Sofia Coppola may have won an Oscar for best screenplay, but the “romance” element of her plot hits differently these days. At the time of shooting, Scarlett Johansson was 17. Bill Murray, her co-star and love interest, was in his early 50s. For most of the movie, the connection between Johansson’s Charlotte and Murray’s Bob is sweetly platonic, but at the end, the duo says goodbye to each other with a lingering lip lock.
One bright spot is that many of the scenes are set in the Tokyo Park Hyatt, which I can attest from my own travels still looks fresh and elegant two decades on. The pool, which steals the show from ScarJo and Bill on more than one occasion, might be the most beautiful in the world: sparkling clean on the 47th floor, looking out on Mount Fuji’s radical symmetry.
But much as I love the Park Hyatt, I miss the streets of the city more. It was striking how absent Tokyo was from a movie celebrated, at the time, for capturing its essence. For one, neither main character seems especially interested in exploring: Charlotte is merely a plus-one on her husband’s work trip, slouching moody and pantless in the hotel’s picture windows, while Bob is a washed-up film star who shuttles each day to a nearby studio where he begrudgingly makes a whisky commercial.
A lot of the movie’s humour comes at the expense of locals.
A lot of the humour comes at the expense of locals, who naturally speak a language our protagonists can’t, and won’t, understand. Learning the Japanese for “please” is really not hard, but apparently eludes Bob and Charlotte. A particularly cringeworthy episode involves Murray’s character hectoring a sushi chef – busy preparing an omakase for him – in rapid-fire, ribald English.
Finally, cultural revelation comes in the strangest ways. For Charlotte, it’s singing a karaoke Pretenders song high above the neon lights of Shibuya. For Bob, who has all but rolled his eyes at people trying to do their jobs in a language foreign to him, the most meaningful interactions are the ones he has with a 17-year-old compatriot. This is a shame, given he is visiting one of the world’s most fascinating cities for the very first time.

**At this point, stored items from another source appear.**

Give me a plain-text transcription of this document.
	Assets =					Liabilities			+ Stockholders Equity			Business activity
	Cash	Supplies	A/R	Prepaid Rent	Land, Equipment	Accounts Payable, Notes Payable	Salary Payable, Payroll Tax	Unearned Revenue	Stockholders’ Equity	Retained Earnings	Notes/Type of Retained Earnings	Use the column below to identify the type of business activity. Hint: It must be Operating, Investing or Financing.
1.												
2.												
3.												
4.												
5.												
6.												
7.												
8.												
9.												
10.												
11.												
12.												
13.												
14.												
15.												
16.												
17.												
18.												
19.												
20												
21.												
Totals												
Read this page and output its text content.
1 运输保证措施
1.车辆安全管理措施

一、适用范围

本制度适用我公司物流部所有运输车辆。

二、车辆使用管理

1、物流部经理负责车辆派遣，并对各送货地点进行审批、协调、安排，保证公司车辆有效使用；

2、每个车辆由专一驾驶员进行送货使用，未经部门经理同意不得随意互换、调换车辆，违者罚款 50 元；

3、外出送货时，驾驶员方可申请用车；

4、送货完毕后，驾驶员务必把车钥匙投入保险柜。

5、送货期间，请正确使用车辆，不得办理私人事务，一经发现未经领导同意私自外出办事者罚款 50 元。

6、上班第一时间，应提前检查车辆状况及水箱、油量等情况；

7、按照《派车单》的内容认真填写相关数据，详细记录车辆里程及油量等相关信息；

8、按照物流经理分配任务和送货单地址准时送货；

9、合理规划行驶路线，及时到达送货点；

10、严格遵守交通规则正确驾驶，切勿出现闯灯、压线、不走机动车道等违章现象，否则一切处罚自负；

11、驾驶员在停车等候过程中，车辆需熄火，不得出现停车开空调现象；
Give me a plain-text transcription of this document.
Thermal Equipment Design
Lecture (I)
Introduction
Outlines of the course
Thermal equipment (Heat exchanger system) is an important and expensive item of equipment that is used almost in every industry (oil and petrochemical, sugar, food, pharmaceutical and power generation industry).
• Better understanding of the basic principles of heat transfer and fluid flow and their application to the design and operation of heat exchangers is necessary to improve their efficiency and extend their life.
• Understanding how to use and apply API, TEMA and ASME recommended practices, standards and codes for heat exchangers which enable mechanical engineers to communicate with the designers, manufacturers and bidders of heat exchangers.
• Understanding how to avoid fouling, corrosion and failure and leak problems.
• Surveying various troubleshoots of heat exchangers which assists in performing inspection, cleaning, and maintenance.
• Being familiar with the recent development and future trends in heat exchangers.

Different times, different mores. I get it. And maybe a more charitable interpretation is that Lost In Translation is interesting to modern viewers because it depicts how difficult travel was before the ubiquity of mobile phones.
Tokyo, which by design was intended to confuse invaders, is hard to get to know even with Google Maps in your pocket and a thousand travel guides on demand. Without those to assist, the city might appear to be nothing but an awful lot of skyscrapers and dead ends.
My best advice for planning an itinerary in the Japanese capital is to do just that: plan. It is not a place which rewards spontaneity, but rather diligent and meticulous exploration. I hope one day Charlotte and Bob return to Tokyo with smartphones, to make the most of it. And I hope they do it separately.